Non è la prima volta che si accende il dibattito sull’abbigliamento delle donne musulmane, sui diritti religiosi, sulla compatibilità con le consuetudini dello Stato di accoglienza, sul rispetto delle singole identità, sull’educazione alla tolleranza, sulle strategie di integrazione. Si continua ad assistere ad un vero e proprio delirio di ipotesi, ad una verbosità tanto ossessiva quanto è inutile, ad una impotente esibizione di più o meno onesti chiacchieroni.

In tempi non sospetti qualcuno ha precisato che più uno Stato è corrotto e fallimentare, più leggi vengono promulgate. Mi pare che il nostro confermi ampiamente questa antica ipotesi.

l problema essenziale, però, è sicuramente difficile da affrontare. Siamo di fronte a una confusione non solo concettuale, ma ad una vera e propria alterazione dell’idea stessa di Stato e di politica. Senza scomodare Carl Schmitt, cerchiamo di chiarire questa questione nei termini più semplici possibili.

Fintanto che ci sarà una disordinata commistione tra l’azione politica e la pratica amministrativa anche la più piccola organizzazione sociale sarà predisposta alla paralisi e alla confusione. Essere un eccellente politico non significa saper affrontare i problemi pratici e le questioni burocratiche, così per un encomiabile tecnico in ambito economico, logistico o gestionale non è scontata la capacità di visione e di fantasia in senso sistemico e non parcellizzato.

Andare in spiaggia vestite, l’uso del chador o dell’hijab o del niqāb o del burqa, il divieto della musica o della ginnastica non sono questioni affrontabili con indicazioni di buon gusto, prescrizioni di buon senso: sono consuetudini storiche e sociali che possono essere perfettamente inserite nel contesto di origine.
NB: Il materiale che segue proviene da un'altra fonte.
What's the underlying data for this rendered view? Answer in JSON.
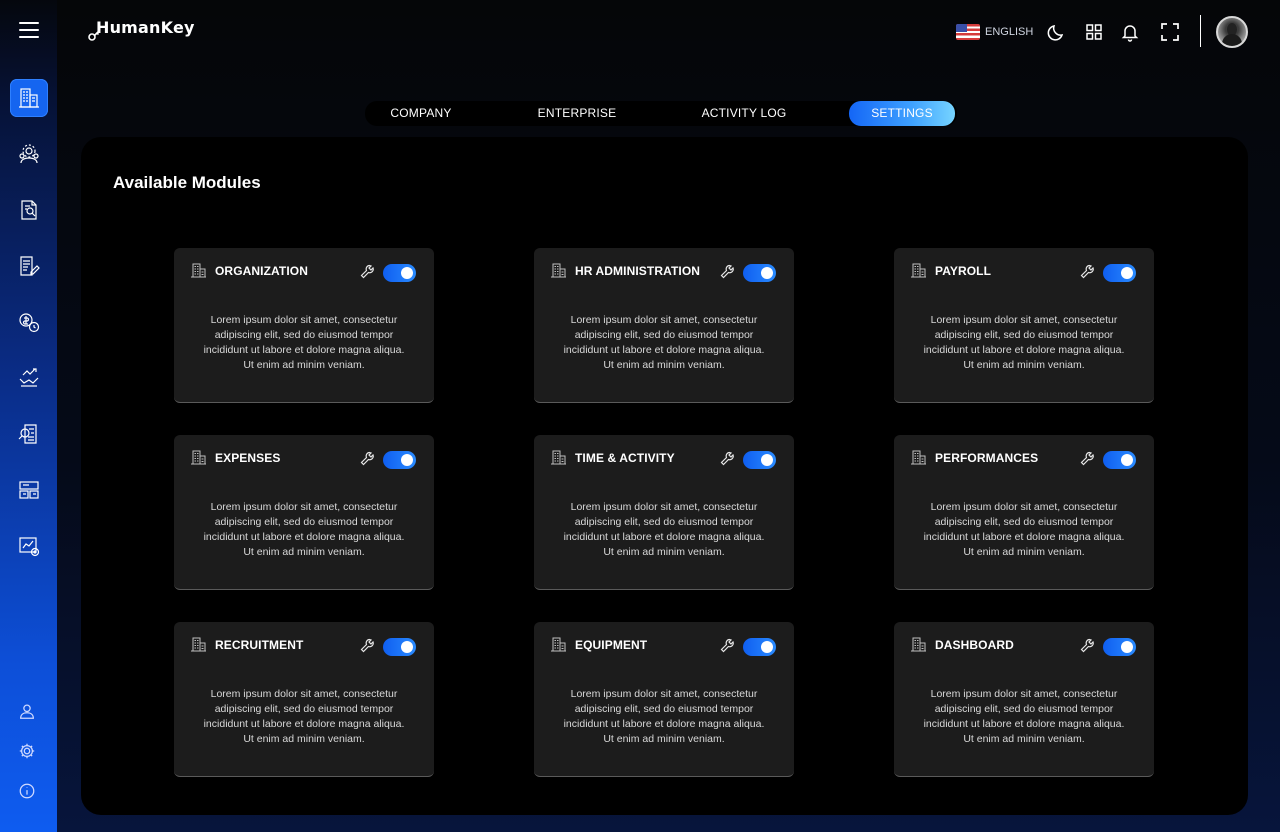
{
  "app": {
    "name": "HumanKey"
  },
  "header": {
    "language": "ENGLISH",
    "icons": [
      "moon-icon",
      "apps-grid-icon",
      "bell-icon",
      "fullscreen-icon"
    ]
  },
  "sidebar": {
    "items": [
      "buildings-icon",
      "team-gear-icon",
      "document-user-icon",
      "document-edit-icon",
      "money-clock-icon",
      "performance-icon",
      "search-document-icon",
      "equipment-icon",
      "chart-settings-icon"
    ],
    "bottom": [
      "user-icon",
      "settings-icon",
      "info-icon"
    ]
  },
  "tabs": [
    {
      "label": "COMPANY",
      "active": false
    },
    {
      "label": "ENTERPRISE",
      "active": false
    },
    {
      "label": "ACTIVITY LOG",
      "active": false
    },
    {
      "label": "SETTINGS",
      "active": true
    }
  ],
  "main": {
    "title": "Available Modules",
    "modules": [
      {
        "title": "ORGANIZATION",
        "enabled": true,
        "description": "Lorem ipsum dolor sit amet, consectetur adipiscing elit, sed do eiusmod tempor incididunt ut labore et dolore magna aliqua. Ut enim ad minim veniam."
      },
      {
        "title": "HR ADMINISTRATION",
        "enabled": true,
        "description": "Lorem ipsum dolor sit amet, consectetur adipiscing elit, sed do eiusmod tempor incididunt ut labore et dolore magna aliqua. Ut enim ad minim veniam."
      },
      {
        "title": "PAYROLL",
        "enabled": true,
        "description": "Lorem ipsum dolor sit amet, consectetur adipiscing elit, sed do eiusmod tempor incididunt ut labore et dolore magna aliqua. Ut enim ad minim veniam."
      },
      {
        "title": "EXPENSES",
        "enabled": true,
        "description": "Lorem ipsum dolor sit amet, consectetur adipiscing elit, sed do eiusmod tempor incididunt ut labore et dolore magna aliqua. Ut enim ad minim veniam."
      },
      {
        "title": "TIME & ACTIVITY",
        "enabled": true,
        "description": "Lorem ipsum dolor sit amet, consectetur adipiscing elit, sed do eiusmod tempor incididunt ut labore et dolore magna aliqua. Ut enim ad minim veniam."
      },
      {
        "title": "PERFORMANCES",
        "enabled": true,
        "description": "Lorem ipsum dolor sit amet, consectetur adipiscing elit, sed do eiusmod tempor incididunt ut labore et dolore magna aliqua. Ut enim ad minim veniam."
      },
      {
        "title": "RECRUITMENT",
        "enabled": true,
        "description": "Lorem ipsum dolor sit amet, consectetur adipiscing elit, sed do eiusmod tempor incididunt ut labore et dolore magna aliqua. Ut enim ad minim veniam."
      },
      {
        "title": "EQUIPMENT",
        "enabled": true,
        "description": "Lorem ipsum dolor sit amet, consectetur adipiscing elit, sed do eiusmod tempor incididunt ut labore et dolore magna aliqua. Ut enim ad minim veniam."
      },
      {
        "title": "DASHBOARD",
        "enabled": true,
        "description": "Lorem ipsum dolor sit amet, consectetur adipiscing elit, sed do eiusmod tempor incididunt ut labore et dolore magna aliqua. Ut enim ad minim veniam."
      }
    ]
  },
  "colors": {
    "accent": "#1466f6",
    "accent_light": "#77d4ff",
    "card_bg": "#1c1c1c",
    "panel_bg": "#000000"
  }
}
Altro è quando questi costumi specifici contrastano con il nuovo contesto di appartenenza, quando minoranze agguerrite cercano di imporsi all’istituzioni preesistenti, quando queste istituzioni si trovano costrette a mediare e a scendere a patti quotidianamente.

La classe politica borghese e democratica, che Donoso Cortes definiva degli habladores, dei desquisitores, legifera, consiglia, raccomanda, spiega, suggerisce, ammonisce, esorta, sollecita ed altre amene tanto suggestive quanto inutili indicazioni. Questa è la mentalità del burocrate, che non sogna, che non immagina, che non è in sé la potenza, e che crede di risolvere tutto con le scartoffie.

Il politico no. Il politico conosce la propria storia, si impegna a costruire il proprio destino, si concentra quotidianamente sulla realizzazione della sua visione del mondo. È stato un filosofo, e non un tecnico, a ideare il programma telematico per i medici: si dimostra la differenza tra chi si concentra sul dito e chi scrive un sonetto alla luna.